Un fils autiste sans allocation. Une mère malade sans médecin. Des dettes hospitalières qui s'accumulent.

Les conséquences de ce blocage ne sont pas abstraites. Elles sont quotidiennes, physiques, irréversibles.

Le fils de Ruth est autiste. Sans Teoudat Zéout, elle ne peut percevoir aucune allocation du Bituah Leoumi. Elle n'a accès à aucune Koupat Holim. Elle souffre elle-même d'une maladie diagnostiquée depuis quatre ans pour laquelle elle ne peut être soignée qu'en médecine privée, à des tarifs qu'elle ne peut pas assumer. Obtenir une simple ordonnance d'antibiotiques représente pour elle une démarche complexe et coûteuse. Elle a accumulé des dettes importantes auprès de plusieurs hôpitaux.

Pendant ce temps, elle continue d'enseigner la Torah à des femmes souhaitant se convertir sous l'autorité du Rabbinat d'Israël. Sans être payée. Sans aide. Sans existence légale.

Ce dossier doit être rendu public

La loi donne au Ministre de l'Intérieur le pouvoir de mettre en œuvre la Loi du Retour.
Or, certains ministres ont été membres de partis religieux orthodoxes et ont donc refusé certains immigrants, entraînant des recours devant les tribunaux. Ce n'est pas nouveau. Mais refuser de statuer — ni oui ni non, juste le silence, cinq fois de suite — est une méthode plus perverse encore : elle ne laisse aucune prise légale immédiate, elle épuise financièrement et psychologiquement, et elle démoralise.

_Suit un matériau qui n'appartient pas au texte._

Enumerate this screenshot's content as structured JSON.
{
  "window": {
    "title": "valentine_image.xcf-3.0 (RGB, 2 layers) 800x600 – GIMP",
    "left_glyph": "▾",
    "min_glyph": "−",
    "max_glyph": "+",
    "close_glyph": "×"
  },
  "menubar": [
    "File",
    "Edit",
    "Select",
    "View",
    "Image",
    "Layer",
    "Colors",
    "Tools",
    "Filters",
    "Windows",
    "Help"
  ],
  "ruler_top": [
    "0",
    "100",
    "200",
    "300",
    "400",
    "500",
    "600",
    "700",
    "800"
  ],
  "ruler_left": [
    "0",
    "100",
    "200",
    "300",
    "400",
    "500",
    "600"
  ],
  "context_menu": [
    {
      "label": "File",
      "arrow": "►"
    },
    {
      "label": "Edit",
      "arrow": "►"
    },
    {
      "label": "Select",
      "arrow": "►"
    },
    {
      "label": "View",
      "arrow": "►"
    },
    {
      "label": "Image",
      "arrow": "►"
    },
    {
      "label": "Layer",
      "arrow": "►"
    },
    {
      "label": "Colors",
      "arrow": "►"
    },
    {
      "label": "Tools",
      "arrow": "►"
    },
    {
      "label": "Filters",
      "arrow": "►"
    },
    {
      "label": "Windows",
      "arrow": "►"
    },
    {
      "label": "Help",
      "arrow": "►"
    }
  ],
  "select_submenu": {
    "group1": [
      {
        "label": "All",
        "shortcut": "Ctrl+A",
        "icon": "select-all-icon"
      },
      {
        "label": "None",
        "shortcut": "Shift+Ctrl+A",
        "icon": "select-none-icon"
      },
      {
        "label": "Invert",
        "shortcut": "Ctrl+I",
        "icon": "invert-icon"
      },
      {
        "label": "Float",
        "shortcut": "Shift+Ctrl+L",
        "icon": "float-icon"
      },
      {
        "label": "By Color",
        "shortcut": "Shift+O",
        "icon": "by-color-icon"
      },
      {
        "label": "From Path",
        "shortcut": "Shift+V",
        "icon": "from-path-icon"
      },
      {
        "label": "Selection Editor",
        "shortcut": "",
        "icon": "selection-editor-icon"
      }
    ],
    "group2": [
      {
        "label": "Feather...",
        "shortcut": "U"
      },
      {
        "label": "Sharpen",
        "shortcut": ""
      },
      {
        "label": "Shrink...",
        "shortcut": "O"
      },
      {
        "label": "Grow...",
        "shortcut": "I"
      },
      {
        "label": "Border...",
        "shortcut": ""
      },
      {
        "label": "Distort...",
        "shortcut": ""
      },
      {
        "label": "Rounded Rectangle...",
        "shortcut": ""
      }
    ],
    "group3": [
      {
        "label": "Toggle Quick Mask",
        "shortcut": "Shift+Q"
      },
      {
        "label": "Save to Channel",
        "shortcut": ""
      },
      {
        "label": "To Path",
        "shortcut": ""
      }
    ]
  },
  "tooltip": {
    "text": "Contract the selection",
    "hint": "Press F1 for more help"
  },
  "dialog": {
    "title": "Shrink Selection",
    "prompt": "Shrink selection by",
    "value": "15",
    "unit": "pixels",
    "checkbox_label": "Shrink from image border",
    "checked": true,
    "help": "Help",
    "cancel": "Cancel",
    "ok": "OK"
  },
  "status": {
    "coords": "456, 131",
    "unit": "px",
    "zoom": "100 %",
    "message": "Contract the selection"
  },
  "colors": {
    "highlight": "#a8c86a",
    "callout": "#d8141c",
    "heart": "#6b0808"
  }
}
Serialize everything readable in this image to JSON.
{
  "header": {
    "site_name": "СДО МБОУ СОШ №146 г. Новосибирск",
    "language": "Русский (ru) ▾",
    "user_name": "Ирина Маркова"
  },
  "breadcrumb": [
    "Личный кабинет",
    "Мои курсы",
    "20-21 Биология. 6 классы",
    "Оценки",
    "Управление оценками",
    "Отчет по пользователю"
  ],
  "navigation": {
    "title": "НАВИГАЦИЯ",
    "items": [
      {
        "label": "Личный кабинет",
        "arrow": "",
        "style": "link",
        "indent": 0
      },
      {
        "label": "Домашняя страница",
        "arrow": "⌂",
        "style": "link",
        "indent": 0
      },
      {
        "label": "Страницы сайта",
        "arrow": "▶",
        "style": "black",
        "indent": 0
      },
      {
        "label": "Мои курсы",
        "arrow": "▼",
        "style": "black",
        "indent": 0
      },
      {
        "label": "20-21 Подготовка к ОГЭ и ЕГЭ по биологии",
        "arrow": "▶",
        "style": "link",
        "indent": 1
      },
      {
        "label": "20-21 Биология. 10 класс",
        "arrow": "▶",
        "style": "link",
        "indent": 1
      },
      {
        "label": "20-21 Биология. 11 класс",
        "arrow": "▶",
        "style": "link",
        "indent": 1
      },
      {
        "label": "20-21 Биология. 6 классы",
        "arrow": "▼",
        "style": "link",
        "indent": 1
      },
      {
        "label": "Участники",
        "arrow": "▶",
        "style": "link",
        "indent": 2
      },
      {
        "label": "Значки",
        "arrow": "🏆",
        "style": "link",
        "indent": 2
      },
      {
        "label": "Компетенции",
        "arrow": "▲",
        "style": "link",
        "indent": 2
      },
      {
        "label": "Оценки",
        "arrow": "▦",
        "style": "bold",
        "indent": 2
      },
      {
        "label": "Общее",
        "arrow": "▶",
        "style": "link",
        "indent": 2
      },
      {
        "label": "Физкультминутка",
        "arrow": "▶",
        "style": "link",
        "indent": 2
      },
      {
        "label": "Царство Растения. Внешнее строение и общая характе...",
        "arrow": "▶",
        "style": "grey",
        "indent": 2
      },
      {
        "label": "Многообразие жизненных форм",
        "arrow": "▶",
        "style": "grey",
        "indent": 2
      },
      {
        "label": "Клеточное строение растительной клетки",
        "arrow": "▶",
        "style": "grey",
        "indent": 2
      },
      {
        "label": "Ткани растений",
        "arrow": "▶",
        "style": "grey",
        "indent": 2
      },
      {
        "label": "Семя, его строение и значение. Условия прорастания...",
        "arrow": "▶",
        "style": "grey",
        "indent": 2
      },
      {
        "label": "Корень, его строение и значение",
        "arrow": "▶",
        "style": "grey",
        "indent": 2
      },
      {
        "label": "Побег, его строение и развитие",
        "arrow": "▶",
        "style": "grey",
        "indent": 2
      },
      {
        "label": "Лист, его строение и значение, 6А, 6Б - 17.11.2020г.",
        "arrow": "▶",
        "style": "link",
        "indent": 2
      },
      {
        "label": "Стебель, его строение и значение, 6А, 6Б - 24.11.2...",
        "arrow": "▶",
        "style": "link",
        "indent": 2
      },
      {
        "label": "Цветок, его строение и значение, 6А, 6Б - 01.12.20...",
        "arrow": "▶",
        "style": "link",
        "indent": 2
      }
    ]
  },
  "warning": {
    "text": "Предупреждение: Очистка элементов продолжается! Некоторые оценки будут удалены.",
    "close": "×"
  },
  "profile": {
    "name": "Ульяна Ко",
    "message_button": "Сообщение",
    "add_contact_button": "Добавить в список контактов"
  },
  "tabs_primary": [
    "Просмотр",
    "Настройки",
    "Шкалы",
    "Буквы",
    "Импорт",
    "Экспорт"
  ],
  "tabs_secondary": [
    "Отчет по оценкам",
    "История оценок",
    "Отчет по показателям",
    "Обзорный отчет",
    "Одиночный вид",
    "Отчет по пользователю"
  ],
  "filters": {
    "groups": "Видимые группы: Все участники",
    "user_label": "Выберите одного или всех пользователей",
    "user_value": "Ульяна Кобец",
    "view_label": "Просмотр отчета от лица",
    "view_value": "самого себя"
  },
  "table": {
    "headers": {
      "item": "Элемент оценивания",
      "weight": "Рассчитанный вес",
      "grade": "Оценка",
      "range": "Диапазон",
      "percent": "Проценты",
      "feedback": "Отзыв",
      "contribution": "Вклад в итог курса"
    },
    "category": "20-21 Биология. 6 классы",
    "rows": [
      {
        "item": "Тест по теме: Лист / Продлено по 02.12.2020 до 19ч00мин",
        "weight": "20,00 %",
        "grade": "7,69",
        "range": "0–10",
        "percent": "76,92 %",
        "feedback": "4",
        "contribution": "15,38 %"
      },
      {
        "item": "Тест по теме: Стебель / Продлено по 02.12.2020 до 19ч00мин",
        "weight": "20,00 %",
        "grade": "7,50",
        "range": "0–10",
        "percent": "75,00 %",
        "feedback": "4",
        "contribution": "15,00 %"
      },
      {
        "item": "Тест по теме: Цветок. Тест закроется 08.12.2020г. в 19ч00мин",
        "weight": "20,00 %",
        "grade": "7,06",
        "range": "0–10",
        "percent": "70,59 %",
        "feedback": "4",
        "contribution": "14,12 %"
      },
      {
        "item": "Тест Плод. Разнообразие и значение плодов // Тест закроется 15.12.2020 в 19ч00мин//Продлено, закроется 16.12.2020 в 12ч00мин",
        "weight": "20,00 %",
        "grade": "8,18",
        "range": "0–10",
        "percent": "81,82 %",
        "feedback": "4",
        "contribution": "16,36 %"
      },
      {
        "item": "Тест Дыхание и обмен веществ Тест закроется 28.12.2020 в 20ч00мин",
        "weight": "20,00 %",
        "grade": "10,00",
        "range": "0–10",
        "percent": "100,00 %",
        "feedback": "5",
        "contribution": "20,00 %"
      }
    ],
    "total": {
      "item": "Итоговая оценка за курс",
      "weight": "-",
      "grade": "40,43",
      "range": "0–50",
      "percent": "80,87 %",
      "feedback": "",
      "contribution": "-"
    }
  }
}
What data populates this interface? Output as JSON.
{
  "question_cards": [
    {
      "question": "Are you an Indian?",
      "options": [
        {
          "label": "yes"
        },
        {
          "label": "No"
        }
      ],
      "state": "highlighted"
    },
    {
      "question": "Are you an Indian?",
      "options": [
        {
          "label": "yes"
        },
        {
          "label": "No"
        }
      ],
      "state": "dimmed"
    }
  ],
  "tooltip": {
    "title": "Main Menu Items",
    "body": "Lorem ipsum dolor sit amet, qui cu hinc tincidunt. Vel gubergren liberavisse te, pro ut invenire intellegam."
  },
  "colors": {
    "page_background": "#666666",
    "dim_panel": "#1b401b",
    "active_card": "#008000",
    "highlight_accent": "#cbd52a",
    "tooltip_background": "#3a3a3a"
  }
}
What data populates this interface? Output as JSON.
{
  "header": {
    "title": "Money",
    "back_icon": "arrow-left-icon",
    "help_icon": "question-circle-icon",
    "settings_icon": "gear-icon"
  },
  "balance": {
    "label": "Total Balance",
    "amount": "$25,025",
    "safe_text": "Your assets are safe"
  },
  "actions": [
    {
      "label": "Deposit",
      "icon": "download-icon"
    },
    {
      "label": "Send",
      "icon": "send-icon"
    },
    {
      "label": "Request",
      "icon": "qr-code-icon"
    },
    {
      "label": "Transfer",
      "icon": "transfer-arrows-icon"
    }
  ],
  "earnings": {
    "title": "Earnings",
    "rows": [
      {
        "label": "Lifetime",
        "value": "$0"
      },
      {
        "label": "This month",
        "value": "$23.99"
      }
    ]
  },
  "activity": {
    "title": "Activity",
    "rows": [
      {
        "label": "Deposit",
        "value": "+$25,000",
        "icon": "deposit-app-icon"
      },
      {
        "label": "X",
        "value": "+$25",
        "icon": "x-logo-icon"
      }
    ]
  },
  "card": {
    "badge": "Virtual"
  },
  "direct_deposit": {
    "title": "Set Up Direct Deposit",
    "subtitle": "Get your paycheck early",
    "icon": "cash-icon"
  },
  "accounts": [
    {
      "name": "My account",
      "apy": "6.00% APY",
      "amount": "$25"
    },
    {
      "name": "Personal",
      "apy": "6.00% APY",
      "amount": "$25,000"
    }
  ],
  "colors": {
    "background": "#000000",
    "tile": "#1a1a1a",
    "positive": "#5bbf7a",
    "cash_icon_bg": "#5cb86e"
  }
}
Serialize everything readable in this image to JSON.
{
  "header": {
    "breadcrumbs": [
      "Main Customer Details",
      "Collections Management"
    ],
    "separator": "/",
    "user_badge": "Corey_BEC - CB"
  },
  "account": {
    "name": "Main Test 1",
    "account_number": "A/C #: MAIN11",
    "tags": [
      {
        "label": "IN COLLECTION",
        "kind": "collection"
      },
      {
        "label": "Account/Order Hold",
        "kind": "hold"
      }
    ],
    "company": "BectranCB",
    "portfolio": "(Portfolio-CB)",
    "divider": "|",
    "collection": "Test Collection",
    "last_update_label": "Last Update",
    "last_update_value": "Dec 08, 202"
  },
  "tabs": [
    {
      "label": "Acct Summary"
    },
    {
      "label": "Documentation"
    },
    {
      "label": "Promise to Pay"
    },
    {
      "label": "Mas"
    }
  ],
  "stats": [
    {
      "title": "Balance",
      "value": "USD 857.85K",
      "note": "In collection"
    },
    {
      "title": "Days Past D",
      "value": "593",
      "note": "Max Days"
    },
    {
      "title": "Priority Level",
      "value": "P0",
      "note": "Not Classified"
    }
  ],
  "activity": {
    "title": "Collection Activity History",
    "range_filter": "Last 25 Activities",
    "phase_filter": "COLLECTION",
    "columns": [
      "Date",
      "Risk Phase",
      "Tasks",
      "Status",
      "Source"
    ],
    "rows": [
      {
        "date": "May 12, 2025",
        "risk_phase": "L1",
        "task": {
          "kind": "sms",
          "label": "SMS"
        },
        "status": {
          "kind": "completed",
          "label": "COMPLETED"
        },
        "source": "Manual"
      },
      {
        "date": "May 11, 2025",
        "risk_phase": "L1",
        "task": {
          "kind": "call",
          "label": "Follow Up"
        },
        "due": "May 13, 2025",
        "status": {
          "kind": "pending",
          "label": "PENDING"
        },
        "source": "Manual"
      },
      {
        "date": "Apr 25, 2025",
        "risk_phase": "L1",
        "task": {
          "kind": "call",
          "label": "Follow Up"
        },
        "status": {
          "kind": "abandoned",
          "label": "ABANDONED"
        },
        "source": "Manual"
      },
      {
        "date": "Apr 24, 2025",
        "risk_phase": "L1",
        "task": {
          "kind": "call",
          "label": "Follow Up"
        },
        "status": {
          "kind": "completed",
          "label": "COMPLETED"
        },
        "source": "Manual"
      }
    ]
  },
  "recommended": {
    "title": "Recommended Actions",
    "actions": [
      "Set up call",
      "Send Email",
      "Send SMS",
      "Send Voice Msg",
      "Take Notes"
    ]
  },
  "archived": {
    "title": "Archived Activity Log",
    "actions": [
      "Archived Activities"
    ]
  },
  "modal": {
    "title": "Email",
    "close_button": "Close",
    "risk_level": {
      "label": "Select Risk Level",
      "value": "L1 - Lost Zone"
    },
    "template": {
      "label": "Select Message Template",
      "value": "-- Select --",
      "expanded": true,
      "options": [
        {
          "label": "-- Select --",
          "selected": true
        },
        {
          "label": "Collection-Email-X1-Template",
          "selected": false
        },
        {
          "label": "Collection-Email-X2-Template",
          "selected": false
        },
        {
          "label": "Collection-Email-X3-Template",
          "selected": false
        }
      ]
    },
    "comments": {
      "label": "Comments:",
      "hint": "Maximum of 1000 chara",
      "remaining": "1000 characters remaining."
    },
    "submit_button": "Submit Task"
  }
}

Ruth n'a pas failli. Elle a fait mieux que ce qui lui était demandé, à chaque étape, dans chaque institution. C'est l'État qui a failli.

Cette affaire doit être connue. Parce que ce qui est fait à Ruth aujourd'hui peut être fait à n'importe qui demain. Parce que la loi n'est pas une option. Et parce qu'une mère de famille juive dont le fils autiste ne peut pas être soigné à cause d'une guerre de territoire entre bureaucrates — ça ne devrait jamais pouvoir arriver dans l'État d'Israël.